英マクラーレン チーフデザイナーのゴラン・オズボルト氏

 シルバーグレイの新型マクラーレン GTがアンベールされた後、登壇したのは英マクラーレン チーフデザイナーであるゴラン・オズボルト氏だ。

 オズボルト氏はまず、「マクラーレン GTは非常に特殊な使命を持ったモデルであり、高速で長距離を移動する“究極のラグジュアリーカー”です。設計理念は、流れるようなボディライン、フォーマルダイナミクス、大胆なエレガンスの3つです」と説明を開始。

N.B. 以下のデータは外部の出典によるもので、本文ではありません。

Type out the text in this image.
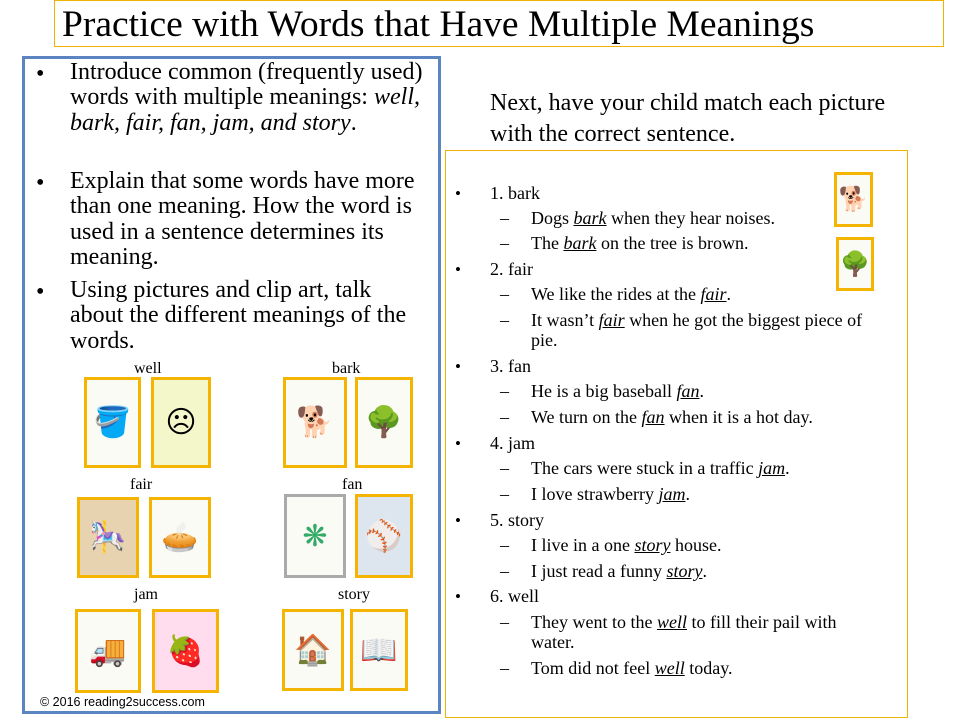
Practice with Words that Have Multiple Meanings
• Introduce common (frequently used) words with multiple meanings: well, bark, fair, fan, jam, and story.
• Explain that some words have more than one meaning. How the word is used in a sentence determines its meaning.
• Using pictures and clip art, talk about the different meanings of the words.
well	bark
fair	fan
jam	story
🪣	☹	🐕	🌳
🎠	🥧	❋	⚾
🚚	🍓	🏠 📖
© 2016 reading2success.com
Next, have your child match each picture with the correct sentence.
• 1. bark
– Dogs bark when they hear noises.
– The bark on the tree is brown.
• 2. fair
– We like the rides at the fair.
– It wasn’t fair when he got the biggest piece of pie.
• 3. fan
– He is a big baseball fan.
– We turn on the fan when it is a hot day.
• 4. jam
– The cars were stuck in a traffic jam.
– I love strawberry jam.
• 5. story
– I live in a one story house.
– I just read a funny story.
• 6. well
– They went to the well to fill their pail with water.
– Tom did not feel well today.
🐕
🌳
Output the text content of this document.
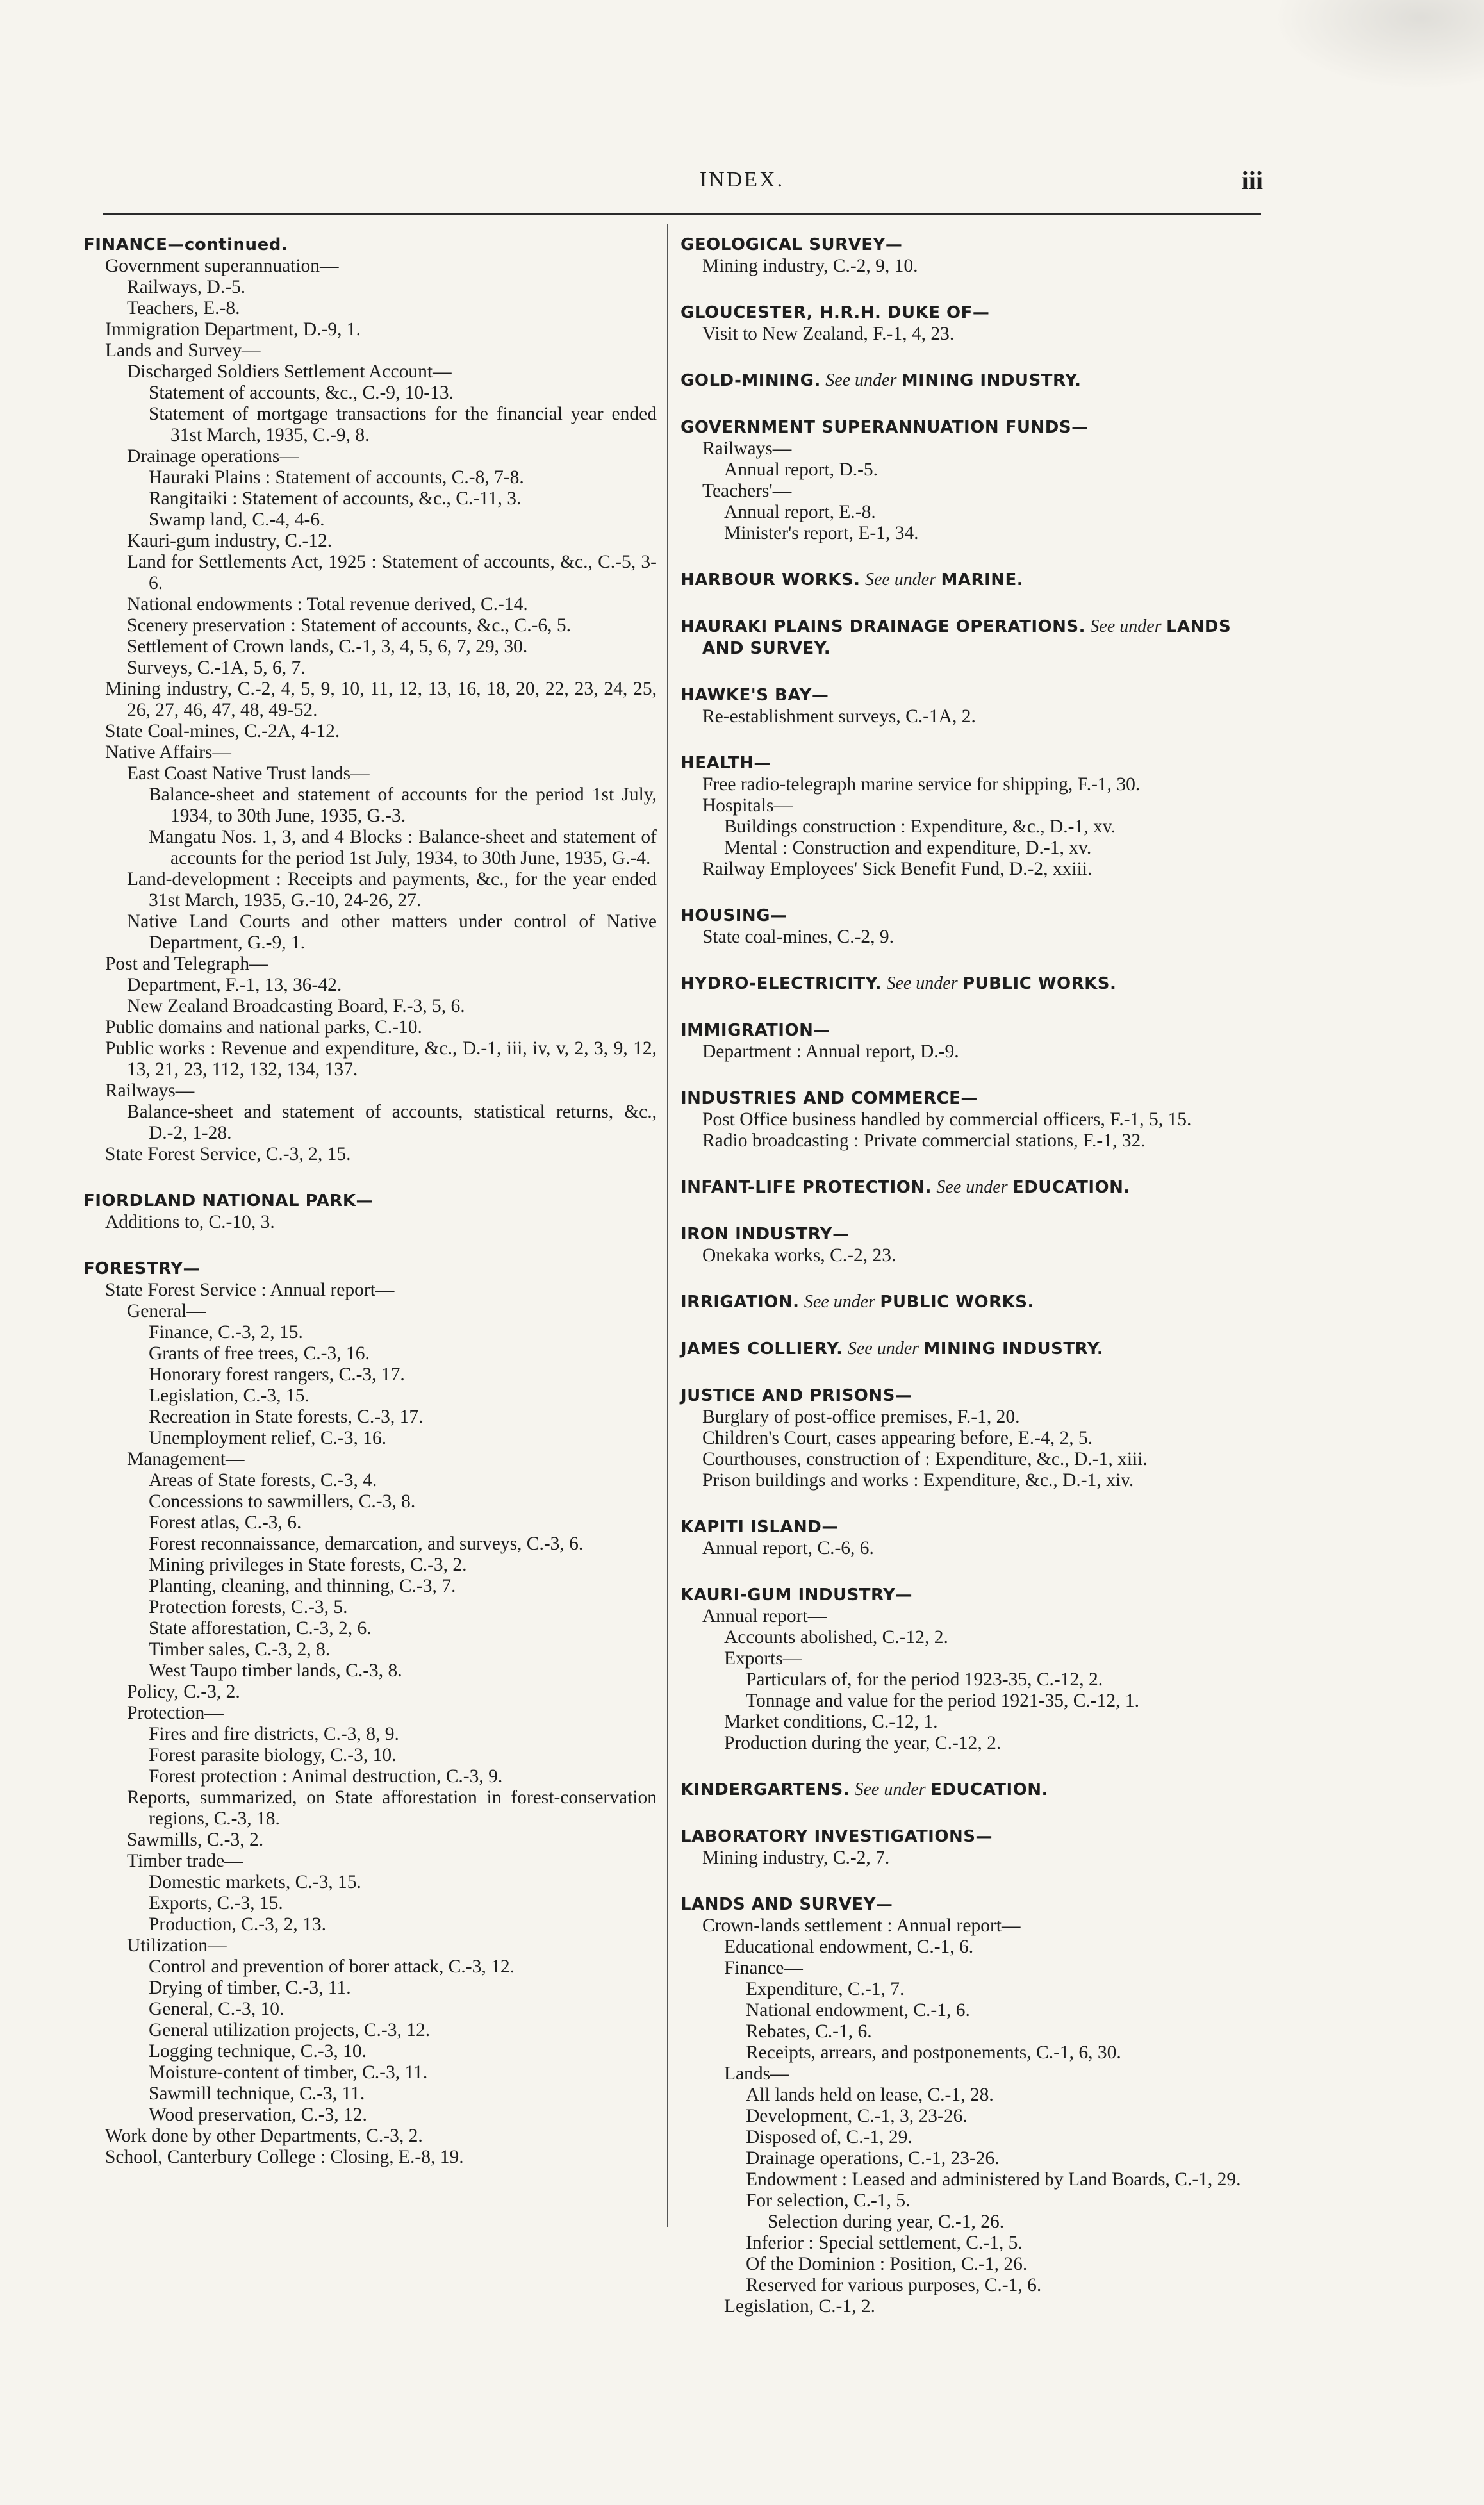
INDEX.	iii
FINANCE—continued.
Government superannuation—
Railways, D.-5.
Teachers, E.-8.
Immigration Department, D.-9, 1.
Lands and Survey—
Discharged Soldiers Settlement Account—
Statement of accounts, &c., C.-9, 10-13.
Statement of mortgage transactions for the financial year ended 31st March, 1935, C.-9, 8.
Drainage operations—
Hauraki Plains : Statement of accounts, C.-8, 7-8.
Rangitaiki : Statement of accounts, &c., C.-11, 3.
Swamp land, C.-4, 4-6.
Kauri-gum industry, C.-12.
Land for Settlements Act, 1925 : Statement of accounts, &c., C.-5, 3-6.
National endowments : Total revenue derived, C.-14.
Scenery preservation : Statement of accounts, &c., C.-6, 5.
Settlement of Crown lands, C.-1, 3, 4, 5, 6, 7, 29, 30.
Surveys, C.-1A, 5, 6, 7.
Mining industry, C.-2, 4, 5, 9, 10, 11, 12, 13, 16, 18, 20, 22, 23, 24, 25, 26, 27, 46, 47, 48, 49-52.
State Coal-mines, C.-2A, 4-12.
Native Affairs—
East Coast Native Trust lands—
Balance-sheet and statement of accounts for the period 1st July, 1934, to 30th June, 1935, G.-3.
Mangatu Nos. 1, 3, and 4 Blocks : Balance-sheet and statement of accounts for the period 1st July, 1934, to 30th June, 1935, G.-4.
Land-development : Receipts and payments, &c., for the year ended 31st March, 1935, G.-10, 24-26, 27.
Native Land Courts and other matters under control of Native Department, G.-9, 1.
Post and Telegraph—
Department, F.-1, 13, 36-42.
New Zealand Broadcasting Board, F.-3, 5, 6.
Public domains and national parks, C.-10.
Public works : Revenue and expenditure, &c., D.-1, iii, iv, v, 2, 3, 9, 12, 13, 21, 23, 112, 132, 134, 137.
Railways—
Balance-sheet and statement of accounts, statistical returns, &c., D.-2, 1-28.
State Forest Service, C.-3, 2, 15.
FIORDLAND NATIONAL PARK—
Additions to, C.-10, 3.
FORESTRY—
State Forest Service : Annual report—
General—
Finance, C.-3, 2, 15.
Grants of free trees, C.-3, 16.
Honorary forest rangers, C.-3, 17.
Legislation, C.-3, 15.
Recreation in State forests, C.-3, 17.
Unemployment relief, C.-3, 16.
Management—
Areas of State forests, C.-3, 4.
Concessions to sawmillers, C.-3, 8.
Forest atlas, C.-3, 6.
Forest reconnaissance, demarcation, and surveys, C.-3, 6.
Mining privileges in State forests, C.-3, 2.
Planting, cleaning, and thinning, C.-3, 7.
Protection forests, C.-3, 5.
State afforestation, C.-3, 2, 6.
Timber sales, C.-3, 2, 8.
West Taupo timber lands, C.-3, 8.
Policy, C.-3, 2.
Protection—
Fires and fire districts, C.-3, 8, 9.
Forest parasite biology, C.-3, 10.
Forest protection : Animal destruction, C.-3, 9.
Reports, summarized, on State afforestation in forest-conservation regions, C.-3, 18.
Sawmills, C.-3, 2.
Timber trade—
Domestic markets, C.-3, 15.
Exports, C.-3, 15.
Production, C.-3, 2, 13.
Utilization—
Control and prevention of borer attack, C.-3, 12.
Drying of timber, C.-3, 11.
General, C.-3, 10.
General utilization projects, C.-3, 12.
Logging technique, C.-3, 10.
Moisture-content of timber, C.-3, 11.
Sawmill technique, C.-3, 11.
Wood preservation, C.-3, 12.
Work done by other Departments, C.-3, 2.
School, Canterbury College : Closing, E.-8, 19.
GEOLOGICAL SURVEY—
Mining industry, C.-2, 9, 10.
GLOUCESTER, H.R.H. DUKE OF—
Visit to New Zealand, F.-1, 4, 23.
GOLD-MINING. See under MINING INDUSTRY.
GOVERNMENT SUPERANNUATION FUNDS—
Railways—
Annual report, D.-5.
Teachers'—
Annual report, E.-8.
Minister's report, E-1, 34.
HARBOUR WORKS. See under MARINE.
HAURAKI PLAINS DRAINAGE OPERATIONS. See under LANDS AND SURVEY.
HAWKE'S BAY—
Re-establishment surveys, C.-1A, 2.
HEALTH—
Free radio-telegraph marine service for shipping, F.-1, 30.
Hospitals—
Buildings construction : Expenditure, &c., D.-1, xv.
Mental : Construction and expenditure, D.-1, xv.
Railway Employees' Sick Benefit Fund, D.-2, xxiii.
HOUSING—
State coal-mines, C.-2, 9.
HYDRO-ELECTRICITY. See under PUBLIC WORKS.
IMMIGRATION—
Department : Annual report, D.-9.
INDUSTRIES AND COMMERCE—
Post Office business handled by commercial officers, F.-1, 5, 15.
Radio broadcasting : Private commercial stations, F.-1, 32.
INFANT-LIFE PROTECTION. See under EDUCATION.
IRON INDUSTRY—
Onekaka works, C.-2, 23.
IRRIGATION. See under PUBLIC WORKS.
JAMES COLLIERY. See under MINING INDUSTRY.
JUSTICE AND PRISONS—
Burglary of post-office premises, F.-1, 20.
Children's Court, cases appearing before, E.-4, 2, 5.
Courthouses, construction of : Expenditure, &c., D.-1, xiii.
Prison buildings and works : Expenditure, &c., D.-1, xiv.
KAPITI ISLAND—
Annual report, C.-6, 6.
KAURI-GUM INDUSTRY—
Annual report—
Accounts abolished, C.-12, 2.
Exports—
Particulars of, for the period 1923-35, C.-12, 2.
Tonnage and value for the period 1921-35, C.-12, 1.
Market conditions, C.-12, 1.
Production during the year, C.-12, 2.
KINDERGARTENS. See under EDUCATION.
LABORATORY INVESTIGATIONS—
Mining industry, C.-2, 7.
LANDS AND SURVEY—
Crown-lands settlement : Annual report—
Educational endowment, C.-1, 6.
Finance—
Expenditure, C.-1, 7.
National endowment, C.-1, 6.
Rebates, C.-1, 6.
Receipts, arrears, and postponements, C.-1, 6, 30.
Lands—
All lands held on lease, C.-1, 28.
Development, C.-1, 3, 23-26.
Disposed of, C.-1, 29.
Drainage operations, C.-1, 23-26.
Endowment : Leased and administered by Land Boards, C.-1, 29.
For selection, C.-1, 5.
Selection during year, C.-1, 26.
Inferior : Special settlement, C.-1, 5.
Of the Dominion : Position, C.-1, 26.
Reserved for various purposes, C.-1, 6.
Legislation, C.-1, 2.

「まず気がつくのはノーズ位置の高さです。特徴的なフロントのハンマーヘッド・ラインに続くティアドロップ型のキャビンは後方に長く伸び、ラジエターに導かれるサイドエアインテークと彫刻のようなリアフェンダー、ボディと一体化したリアウイング、大きなディフューザー、存在感あるエキゾーストテールパイプから構成されます。ピラーとウィンドウをガラス張りとしたことで後方視界が広がり、多くの光が差し込む明るいキャビンになりました。GT専用のマルチスポークホイールを履く全長4.7mのボディは、スポーツシリーズやスパーシリーズなどのモデルより長く、グランドツアラーらしいエレガントなシルエットを持っています」。

「最大の特徴は、後部のカーボンファイバー製リアアッパー構造に組み込まれたガラス張りの電動縦開き式リアゲートであり、その下に420Lの収納スペースを生み出した点です。エンジン高を低くし、さらにエキゾーストの取りまわしを工夫することで荷室の容量、形状、使いやすさを最適化。今までのスーパースポーツカーでは積めなかったゴルフバッグや185cmのスキー板2セットとブーツ、手荷物などを積載することができます。フロント150Lの収納スペースと合わせると、この手のモデルとしては最大級の収納容量570Lを確保しています」と解説。ここで、ステージ上の実車に実際に積まれていた、フロント2個のバッグとリアのゴルフバッグとバッグ1個を取り出して見せた。

マクラーレン GTの収納力をアピール
マクラーレン GTのリアゲート下に420Lの、フロントに150Lの収納スペースを用意

 一方、「インテリアでは長距離ドライブでも快適さを維持できるGT専用の電動式ヒーター付きシートを採用しました。パッドの量と背中のサポート材を増やすとともに、標準のナッパレザーはソフトグレインレザーかアルカンターラにアップグレードできます。2019年末ごろには、量産車で世界初の試みというカシミアもオプションに追加します。また、カーボンルーフの代わりにオプションとして選べるエレクトロクロミック・ガラスパネルルーフは、ボタンをタッチするだけでガラスの透明度を変更する仕組みになっています。車内には、ウォールナットのパネルや厚手のカーペットはありません。古いルールはやめにしました。それはマクラーレンではないからです」とした。

 さらにオズボルト氏は「革新的な工夫として、オプティマルコントロールセオリーと呼ぶソフトウェアを搭載しています。これはケンブリッッジ大学と共同で作ったもので、センサーからのインプットを通じて路面を『読み』、次に起こりそうなことを2ミリ秒で予測して適切な対応をとることができます。プロアクティブ・ダンピング・コントロールと連動して、運転するたびにその知識を進化させる能力を持っています。これにより、最悪のスピードハンプの衝撃も吸収できるようになりました」と特徴点について語った。長い前後オーバーハングを持つマクラーレン GTだが、最低地上高を110mm(リフトシステム使用時は130mm)とし、フロントのアプローチアングルは10度(リフトシステム時13度)を確保。あらゆるシチュエーションで使いやすくなっているようだ。

 最後にオズボルト氏は「マクラーレン GTは、われわれにとって新たなマイルストーンで、製品レンジをGTカテゴリーにまで広げました。これまで以上に限界を押し広げ、常識を塗り替えたいと思っています。だからグランドツアラーのための“New Rules”を作ったのです。ご賛同いただけたら幸いです」と締めくくった。

【お詫びと訂正】記事初出時に記載していた車両価格が間違っておりました。正しくは2465万円ではなく2645万円となります。お詫びして訂正させていただきます。